Granted, I was very excited to return to flat ground at the end of our stay, but it was definitely a memorable and unique workout I could only have experienced on that particular holiday. Whether it's a rock climb, hike, mile-long swim or outdoor yoga, almost every destination holds a unique opportunity to work out in a way that doesn't feel anything like the elliptical at home.

2. Eat Off the Land
Whenever you're traveling somewhere with beautiful, fresh produce, try sticking to "real" foods that haven't been overly processed or slathered in sauce. Not only will these whole foods be some of the freshest and most vibrant flavors around, they will help you to crowd out some of the less healthy alternatives. In the United States and Western Europe, it's usually safe to eat fruits and veggies raw, though it's still a good idea to wash them first. If you're headed somewhere where hygiene or food poisoning might be an issue, make sure you're eating cooked or peeled produce only.

3. Get Cultured
Eat plenty of yogurt while on vacation. This will ensure you have a healthy balance of intestinal flora to help fend off invading bacteria from the food or environment in a new place. Also, yogurt is a great source of protein and, with a little bit if fat, it will help you stave off hunger pangs as a midmorning or afternoon snack. It's also really interesting to taste the difference in dairy products around the world, based on how the cows are raised. In the United States, for instance, factory-farmed, corn-fed cows create dairy products with a pretty bland taste all around, whereas European pasture-grazing cattle provide for really rich and creamy dairy.

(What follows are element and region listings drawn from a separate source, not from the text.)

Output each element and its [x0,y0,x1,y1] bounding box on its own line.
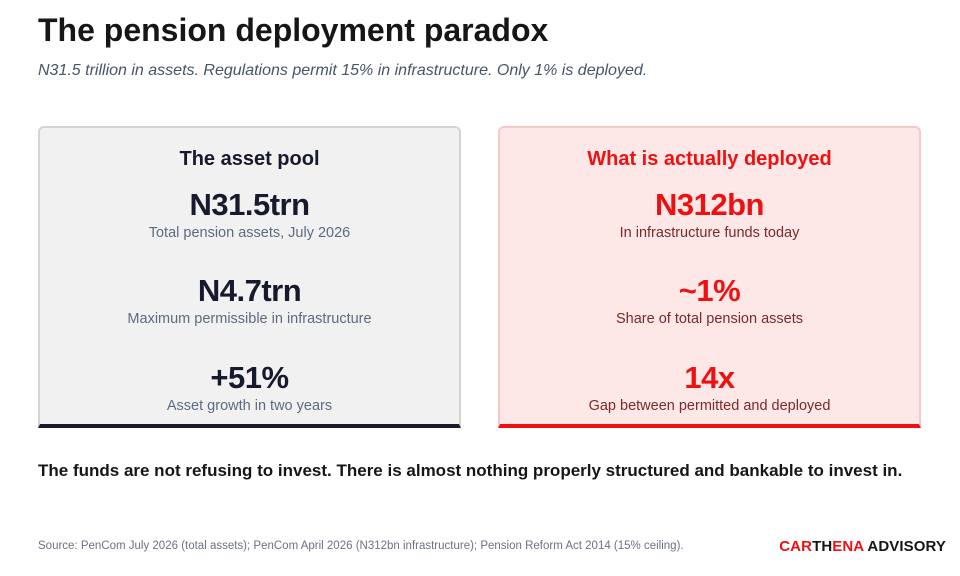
metric-label: Asset growth in two years [166,398,333,414]
metric-value: +51% [210,360,289,395]
brand-logo-part: TH [812,538,833,555]
metric-label: Gap between permitted and deployed [588,398,831,414]
metric-value: N31.5trn [189,187,310,222]
conclusion-text: The funds are not refusing to invest. Th… [38,461,903,480]
metric-gap: 14x Gap between permitted and deployed [500,360,919,415]
brand-logo-part: ADVISORY [863,538,946,555]
metric-value: N4.7trn [197,273,302,308]
metric-label: Maximum permissible in infrastructure [127,311,372,327]
metric-share-of-assets: ~1% Share of total pension assets [500,273,919,328]
metric-label: Total pension assets, July 2026 [148,225,351,241]
brand-logo: CARTHENA ADVISORY [779,538,946,555]
asset-pool-heading: The asset pool [179,148,320,170]
metric-total-assets: N31.5trn Total pension assets, July 2026 [40,187,459,242]
metric-asset-growth: +51% Asset growth in two years [40,360,459,415]
source-note: Source: PenCom July 2026 (total assets);… [38,540,684,552]
metric-value: 14x [684,360,735,395]
brand-logo-part: ENA [832,538,864,555]
metric-label: In infrastructure funds today [619,225,800,241]
asset-pool-card: The asset pool N31.5trn Total pension as… [38,126,461,428]
deployed-heading: What is actually deployed [587,148,832,170]
page-title: The pension deployment paradox [38,12,549,48]
metric-value: N312bn [655,187,764,222]
deployed-card: What is actually deployed N312bn In infr… [498,126,921,428]
brand-logo-part: CAR [779,538,813,555]
metric-infrastructure-funds: N312bn In infrastructure funds today [500,187,919,242]
metric-max-infrastructure: N4.7trn Maximum permissible in infrastru… [40,273,459,328]
metric-label: Share of total pension assets [615,311,803,327]
metric-value: ~1% [678,273,741,308]
page-subtitle: N31.5 trillion in assets. Regulations pe… [38,62,648,79]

4. Sample the Local Flavor
I try to eat a primarily vegetarian diet while at home, but when I head out of town, I make sure to sample at least a small bite of all the local specialties—like alligator carpaccio in South Africa, which was totally foul but so worth trying. Often, these unique textures and flavors help color my travel memories better than anything else. If you decide to switch your vacation diet to primarily local foods, chances are you'll eat smaller portions and won't be tempted by something you could have at home, like ice cream or cake.

5. Fiber Up!
Do you routinely experience "traveler's constipation"? It's probably a result of too little fiber and water intake. Additionally, when you're in unfamiliar territory and your body doesn't know whether it will have a chance to pass a bowel movement in safety—good old evolutionary protection mechanisms—it will try to hold it in. To make sure everything flows smoothly, travel with fiber supplements and to be sure to drink at least half your body weight in ounces of water every day (for instance, a 140-pound woman should drink 70 ounces of water). Once your body has a chance to relax and settle in, things should regulate on their own too.

As a reminder, always consult your doctor for medical advice and treatment before starting any program.